The second-graders who attended Farm Day got to pet animals like goats, cows and llamas, hold a Madagascar hissing cockroach, see a demonstration on how to milk a cow, make their own bag with a soybean plant that will germinate, learn how cotton is processed into clothing and learn how barometers and other weather instruments work.
As if that weren’t enough, they even got a sweet treat with “edible soil,” with layers of vanilla wafers, chocolate pudding, sprinkles, gummy worms and crushed Oreos representing layers of soil and organisms living in it.
All in all, Farm Day sounds like a pretty fun day to us.
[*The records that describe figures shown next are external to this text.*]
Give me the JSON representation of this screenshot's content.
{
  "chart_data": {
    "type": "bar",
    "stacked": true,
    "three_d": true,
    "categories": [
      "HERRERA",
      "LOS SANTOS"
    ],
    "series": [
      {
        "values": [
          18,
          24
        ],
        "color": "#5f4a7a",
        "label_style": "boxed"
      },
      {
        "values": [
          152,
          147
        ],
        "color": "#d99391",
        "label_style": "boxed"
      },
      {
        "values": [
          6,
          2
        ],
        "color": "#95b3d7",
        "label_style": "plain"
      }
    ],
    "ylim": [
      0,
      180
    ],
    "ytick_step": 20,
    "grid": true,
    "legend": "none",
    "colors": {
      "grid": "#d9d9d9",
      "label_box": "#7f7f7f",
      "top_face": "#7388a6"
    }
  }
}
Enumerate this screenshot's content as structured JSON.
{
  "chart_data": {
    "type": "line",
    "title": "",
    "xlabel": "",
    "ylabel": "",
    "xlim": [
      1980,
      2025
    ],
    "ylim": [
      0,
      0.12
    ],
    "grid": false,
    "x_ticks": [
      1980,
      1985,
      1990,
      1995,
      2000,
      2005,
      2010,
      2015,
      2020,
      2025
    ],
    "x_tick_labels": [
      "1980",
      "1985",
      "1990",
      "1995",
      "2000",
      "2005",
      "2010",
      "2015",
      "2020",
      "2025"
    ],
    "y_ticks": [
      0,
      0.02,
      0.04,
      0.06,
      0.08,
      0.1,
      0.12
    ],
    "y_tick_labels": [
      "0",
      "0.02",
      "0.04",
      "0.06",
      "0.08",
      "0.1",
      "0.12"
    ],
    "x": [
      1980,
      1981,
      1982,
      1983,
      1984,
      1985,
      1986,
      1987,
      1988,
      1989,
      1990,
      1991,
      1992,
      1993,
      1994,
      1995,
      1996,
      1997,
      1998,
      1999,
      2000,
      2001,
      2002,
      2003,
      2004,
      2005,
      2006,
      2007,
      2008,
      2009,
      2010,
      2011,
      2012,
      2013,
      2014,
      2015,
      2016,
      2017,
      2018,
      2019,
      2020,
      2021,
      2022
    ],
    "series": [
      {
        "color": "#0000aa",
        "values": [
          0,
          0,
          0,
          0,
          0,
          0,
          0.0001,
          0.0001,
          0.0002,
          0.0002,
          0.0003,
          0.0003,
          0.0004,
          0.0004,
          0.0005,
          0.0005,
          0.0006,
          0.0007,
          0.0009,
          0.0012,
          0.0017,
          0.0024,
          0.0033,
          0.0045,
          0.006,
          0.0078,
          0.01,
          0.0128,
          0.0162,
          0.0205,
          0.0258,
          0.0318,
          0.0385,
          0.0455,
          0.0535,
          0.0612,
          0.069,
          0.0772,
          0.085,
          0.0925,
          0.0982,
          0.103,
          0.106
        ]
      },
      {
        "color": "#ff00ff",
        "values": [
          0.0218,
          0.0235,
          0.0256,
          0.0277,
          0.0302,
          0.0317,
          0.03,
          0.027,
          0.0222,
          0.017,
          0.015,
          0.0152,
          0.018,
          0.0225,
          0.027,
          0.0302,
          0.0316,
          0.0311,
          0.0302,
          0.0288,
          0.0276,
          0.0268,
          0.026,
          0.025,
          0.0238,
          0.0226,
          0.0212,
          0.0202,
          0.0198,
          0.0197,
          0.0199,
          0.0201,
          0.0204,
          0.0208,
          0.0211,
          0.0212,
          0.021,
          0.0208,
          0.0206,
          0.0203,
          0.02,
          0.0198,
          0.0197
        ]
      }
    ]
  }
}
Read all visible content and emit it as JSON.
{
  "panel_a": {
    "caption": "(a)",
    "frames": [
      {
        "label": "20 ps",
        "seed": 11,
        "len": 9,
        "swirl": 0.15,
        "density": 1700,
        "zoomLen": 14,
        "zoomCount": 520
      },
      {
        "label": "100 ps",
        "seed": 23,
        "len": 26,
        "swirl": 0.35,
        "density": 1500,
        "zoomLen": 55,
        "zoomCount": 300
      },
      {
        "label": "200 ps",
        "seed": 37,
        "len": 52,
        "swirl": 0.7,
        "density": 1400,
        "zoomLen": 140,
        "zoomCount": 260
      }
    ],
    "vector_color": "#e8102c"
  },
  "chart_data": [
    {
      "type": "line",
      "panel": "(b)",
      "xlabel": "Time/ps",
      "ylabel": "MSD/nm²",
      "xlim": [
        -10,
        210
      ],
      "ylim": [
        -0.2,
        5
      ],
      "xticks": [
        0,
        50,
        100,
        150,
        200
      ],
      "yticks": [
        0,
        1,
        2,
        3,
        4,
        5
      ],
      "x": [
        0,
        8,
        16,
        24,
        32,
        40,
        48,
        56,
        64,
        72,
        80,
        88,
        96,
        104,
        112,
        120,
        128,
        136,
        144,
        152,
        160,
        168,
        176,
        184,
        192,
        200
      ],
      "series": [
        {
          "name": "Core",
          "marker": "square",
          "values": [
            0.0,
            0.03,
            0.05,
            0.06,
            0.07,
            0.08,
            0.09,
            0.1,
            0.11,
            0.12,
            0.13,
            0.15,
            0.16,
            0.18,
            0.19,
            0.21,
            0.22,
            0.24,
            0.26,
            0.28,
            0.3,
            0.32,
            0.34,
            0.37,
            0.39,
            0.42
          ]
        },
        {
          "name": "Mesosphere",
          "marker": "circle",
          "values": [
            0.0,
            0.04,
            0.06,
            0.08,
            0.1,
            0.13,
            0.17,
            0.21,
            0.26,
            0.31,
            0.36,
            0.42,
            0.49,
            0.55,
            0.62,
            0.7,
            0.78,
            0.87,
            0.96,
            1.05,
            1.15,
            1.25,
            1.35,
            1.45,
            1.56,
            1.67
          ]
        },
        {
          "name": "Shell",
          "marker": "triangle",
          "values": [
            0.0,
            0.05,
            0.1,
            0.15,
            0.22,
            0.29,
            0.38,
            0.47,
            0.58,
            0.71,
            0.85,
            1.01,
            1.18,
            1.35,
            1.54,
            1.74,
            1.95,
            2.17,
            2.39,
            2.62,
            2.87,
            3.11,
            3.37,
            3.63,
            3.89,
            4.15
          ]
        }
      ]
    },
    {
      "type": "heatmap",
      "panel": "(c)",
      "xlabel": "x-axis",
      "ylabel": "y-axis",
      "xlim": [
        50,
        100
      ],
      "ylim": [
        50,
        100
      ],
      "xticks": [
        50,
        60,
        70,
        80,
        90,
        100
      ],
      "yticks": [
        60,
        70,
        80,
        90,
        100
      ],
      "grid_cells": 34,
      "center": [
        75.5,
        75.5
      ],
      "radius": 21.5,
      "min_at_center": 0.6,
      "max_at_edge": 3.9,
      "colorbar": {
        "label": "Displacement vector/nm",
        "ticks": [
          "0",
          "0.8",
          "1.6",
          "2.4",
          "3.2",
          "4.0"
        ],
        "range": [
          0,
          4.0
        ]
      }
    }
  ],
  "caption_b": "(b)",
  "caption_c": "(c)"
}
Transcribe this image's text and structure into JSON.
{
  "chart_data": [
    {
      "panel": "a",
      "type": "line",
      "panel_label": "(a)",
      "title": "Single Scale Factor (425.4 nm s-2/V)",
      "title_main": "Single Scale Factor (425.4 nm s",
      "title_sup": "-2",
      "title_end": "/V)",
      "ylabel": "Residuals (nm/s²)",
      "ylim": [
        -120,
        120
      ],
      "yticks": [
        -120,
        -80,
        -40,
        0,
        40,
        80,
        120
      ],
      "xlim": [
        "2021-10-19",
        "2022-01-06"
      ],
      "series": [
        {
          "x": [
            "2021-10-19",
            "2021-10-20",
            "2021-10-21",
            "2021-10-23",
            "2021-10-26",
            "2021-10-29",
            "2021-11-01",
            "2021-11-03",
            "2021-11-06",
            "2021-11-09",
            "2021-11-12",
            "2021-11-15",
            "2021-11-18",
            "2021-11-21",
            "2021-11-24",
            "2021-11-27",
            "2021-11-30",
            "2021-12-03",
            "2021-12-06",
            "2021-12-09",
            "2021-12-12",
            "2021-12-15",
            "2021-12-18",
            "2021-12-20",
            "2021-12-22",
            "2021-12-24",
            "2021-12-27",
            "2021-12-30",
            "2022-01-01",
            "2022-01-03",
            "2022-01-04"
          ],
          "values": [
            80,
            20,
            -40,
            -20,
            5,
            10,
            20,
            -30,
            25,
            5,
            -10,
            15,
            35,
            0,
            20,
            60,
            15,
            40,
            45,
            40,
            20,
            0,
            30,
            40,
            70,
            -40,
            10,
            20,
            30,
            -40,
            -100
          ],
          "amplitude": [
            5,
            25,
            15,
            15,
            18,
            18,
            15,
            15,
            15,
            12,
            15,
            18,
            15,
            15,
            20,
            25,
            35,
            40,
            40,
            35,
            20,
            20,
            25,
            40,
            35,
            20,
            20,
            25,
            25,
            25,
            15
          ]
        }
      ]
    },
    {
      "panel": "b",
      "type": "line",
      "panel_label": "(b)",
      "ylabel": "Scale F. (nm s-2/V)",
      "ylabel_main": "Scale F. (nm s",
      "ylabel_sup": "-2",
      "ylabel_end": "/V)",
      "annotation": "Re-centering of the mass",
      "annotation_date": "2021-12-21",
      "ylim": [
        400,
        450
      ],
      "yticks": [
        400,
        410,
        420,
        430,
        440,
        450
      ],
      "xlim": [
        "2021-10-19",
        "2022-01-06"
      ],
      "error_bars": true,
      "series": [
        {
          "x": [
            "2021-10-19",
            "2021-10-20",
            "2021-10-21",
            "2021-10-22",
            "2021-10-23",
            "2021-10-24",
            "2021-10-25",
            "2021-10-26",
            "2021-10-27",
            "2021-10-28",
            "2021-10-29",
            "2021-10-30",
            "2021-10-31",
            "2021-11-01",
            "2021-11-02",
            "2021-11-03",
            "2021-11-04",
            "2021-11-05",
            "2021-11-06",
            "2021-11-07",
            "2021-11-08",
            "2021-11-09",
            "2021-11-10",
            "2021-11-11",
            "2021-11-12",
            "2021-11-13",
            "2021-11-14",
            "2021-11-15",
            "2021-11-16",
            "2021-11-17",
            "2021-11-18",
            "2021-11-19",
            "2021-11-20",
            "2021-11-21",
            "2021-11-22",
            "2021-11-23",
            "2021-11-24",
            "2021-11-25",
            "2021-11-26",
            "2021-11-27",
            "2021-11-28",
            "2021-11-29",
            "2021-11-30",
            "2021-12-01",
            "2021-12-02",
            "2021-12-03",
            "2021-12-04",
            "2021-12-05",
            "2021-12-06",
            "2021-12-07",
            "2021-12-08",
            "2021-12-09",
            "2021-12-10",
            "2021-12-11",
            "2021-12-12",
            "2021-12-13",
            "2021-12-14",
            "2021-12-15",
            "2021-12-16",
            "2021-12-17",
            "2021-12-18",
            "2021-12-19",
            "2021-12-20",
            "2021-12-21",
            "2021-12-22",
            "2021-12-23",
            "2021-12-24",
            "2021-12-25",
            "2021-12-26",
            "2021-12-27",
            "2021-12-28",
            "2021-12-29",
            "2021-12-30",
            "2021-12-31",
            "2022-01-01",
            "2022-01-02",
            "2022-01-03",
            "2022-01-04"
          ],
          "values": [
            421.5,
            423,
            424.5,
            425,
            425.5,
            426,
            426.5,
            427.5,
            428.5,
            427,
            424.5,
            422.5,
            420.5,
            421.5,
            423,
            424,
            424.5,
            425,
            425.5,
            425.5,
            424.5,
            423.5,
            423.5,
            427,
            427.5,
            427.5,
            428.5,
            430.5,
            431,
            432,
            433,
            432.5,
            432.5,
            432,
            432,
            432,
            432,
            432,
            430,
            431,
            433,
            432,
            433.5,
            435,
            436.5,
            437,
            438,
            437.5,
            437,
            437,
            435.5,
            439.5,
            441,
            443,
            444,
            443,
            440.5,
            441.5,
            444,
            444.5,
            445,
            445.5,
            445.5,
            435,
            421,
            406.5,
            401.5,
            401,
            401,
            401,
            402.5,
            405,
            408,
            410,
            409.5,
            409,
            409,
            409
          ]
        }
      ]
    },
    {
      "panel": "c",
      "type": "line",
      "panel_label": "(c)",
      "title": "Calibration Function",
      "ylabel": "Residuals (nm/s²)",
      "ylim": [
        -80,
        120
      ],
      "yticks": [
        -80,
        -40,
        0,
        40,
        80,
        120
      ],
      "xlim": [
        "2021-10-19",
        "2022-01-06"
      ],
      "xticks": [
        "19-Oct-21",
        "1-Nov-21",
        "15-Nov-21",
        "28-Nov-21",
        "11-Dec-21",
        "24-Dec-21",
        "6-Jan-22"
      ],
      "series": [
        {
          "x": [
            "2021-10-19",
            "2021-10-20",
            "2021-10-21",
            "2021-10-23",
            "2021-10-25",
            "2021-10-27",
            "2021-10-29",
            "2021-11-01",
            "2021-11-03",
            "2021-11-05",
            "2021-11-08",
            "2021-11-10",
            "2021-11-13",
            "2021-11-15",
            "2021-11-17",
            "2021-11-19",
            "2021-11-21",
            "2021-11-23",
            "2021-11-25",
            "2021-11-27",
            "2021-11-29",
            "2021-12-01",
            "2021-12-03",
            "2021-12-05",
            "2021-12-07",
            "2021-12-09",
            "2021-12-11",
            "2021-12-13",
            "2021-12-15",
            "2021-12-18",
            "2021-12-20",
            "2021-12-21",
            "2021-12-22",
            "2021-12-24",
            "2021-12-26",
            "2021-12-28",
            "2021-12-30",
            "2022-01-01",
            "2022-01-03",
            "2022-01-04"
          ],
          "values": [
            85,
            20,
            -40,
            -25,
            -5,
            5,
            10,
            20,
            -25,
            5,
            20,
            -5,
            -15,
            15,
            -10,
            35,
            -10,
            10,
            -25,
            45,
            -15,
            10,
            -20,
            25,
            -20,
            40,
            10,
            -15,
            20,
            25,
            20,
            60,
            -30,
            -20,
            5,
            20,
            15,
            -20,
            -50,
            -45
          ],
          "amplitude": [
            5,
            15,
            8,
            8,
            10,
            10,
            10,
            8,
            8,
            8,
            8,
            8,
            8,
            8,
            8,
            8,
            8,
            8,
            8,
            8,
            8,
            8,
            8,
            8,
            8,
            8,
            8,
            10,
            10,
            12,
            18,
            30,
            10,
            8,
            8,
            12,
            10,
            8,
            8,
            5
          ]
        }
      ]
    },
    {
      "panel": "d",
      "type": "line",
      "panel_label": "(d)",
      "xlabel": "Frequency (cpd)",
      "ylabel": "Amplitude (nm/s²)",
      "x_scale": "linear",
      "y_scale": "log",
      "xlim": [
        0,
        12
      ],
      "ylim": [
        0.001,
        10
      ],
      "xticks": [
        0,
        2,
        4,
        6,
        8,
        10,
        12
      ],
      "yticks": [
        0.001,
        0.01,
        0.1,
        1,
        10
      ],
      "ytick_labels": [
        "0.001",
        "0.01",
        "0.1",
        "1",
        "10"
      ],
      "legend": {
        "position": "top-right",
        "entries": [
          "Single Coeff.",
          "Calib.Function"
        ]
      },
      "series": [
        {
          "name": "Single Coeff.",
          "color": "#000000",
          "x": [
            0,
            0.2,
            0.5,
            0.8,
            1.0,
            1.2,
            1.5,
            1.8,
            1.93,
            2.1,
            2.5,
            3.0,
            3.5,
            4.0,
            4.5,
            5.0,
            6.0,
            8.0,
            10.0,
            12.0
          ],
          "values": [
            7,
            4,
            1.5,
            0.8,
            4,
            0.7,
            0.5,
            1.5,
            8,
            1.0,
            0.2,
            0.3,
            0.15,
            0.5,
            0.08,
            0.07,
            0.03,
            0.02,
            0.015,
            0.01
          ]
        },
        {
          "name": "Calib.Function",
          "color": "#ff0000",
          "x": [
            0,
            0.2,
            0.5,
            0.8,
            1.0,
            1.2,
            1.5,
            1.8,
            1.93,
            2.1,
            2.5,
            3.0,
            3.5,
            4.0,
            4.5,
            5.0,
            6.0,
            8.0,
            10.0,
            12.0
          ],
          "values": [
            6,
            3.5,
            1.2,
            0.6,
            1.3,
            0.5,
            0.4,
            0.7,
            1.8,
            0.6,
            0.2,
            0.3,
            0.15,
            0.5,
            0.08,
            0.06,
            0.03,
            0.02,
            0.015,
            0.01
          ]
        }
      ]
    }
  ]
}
The students probably don’t even realize they’re learning stuff for their Standards of Learning tests and reinforcing information taught in the classroom, what with all the fun things going on.
Many parts of Suffolk are rural, but there are still second-graders at many of the city’s elementary schools that have never had the chance to go to a farm before or to see firsthand where their food and clothing come from.
Farm Day is an exciting opportunity for these youngsters to learn not only information they will need for future tests but also information they will need for life in general. They may be inspired to become a farmer or a protector of agriculture or maybe just to start their own home garden and grow their own food.
Whatever happens, Farm Day is an excellent opportunity to cheer about. Suffolk Public Schools, the Virginia Tech Tidewater Agricultural Research and Extension Center, the Peanut Soil and Water Conservation District and many other organizations and agencies are to be applauded for their efforts.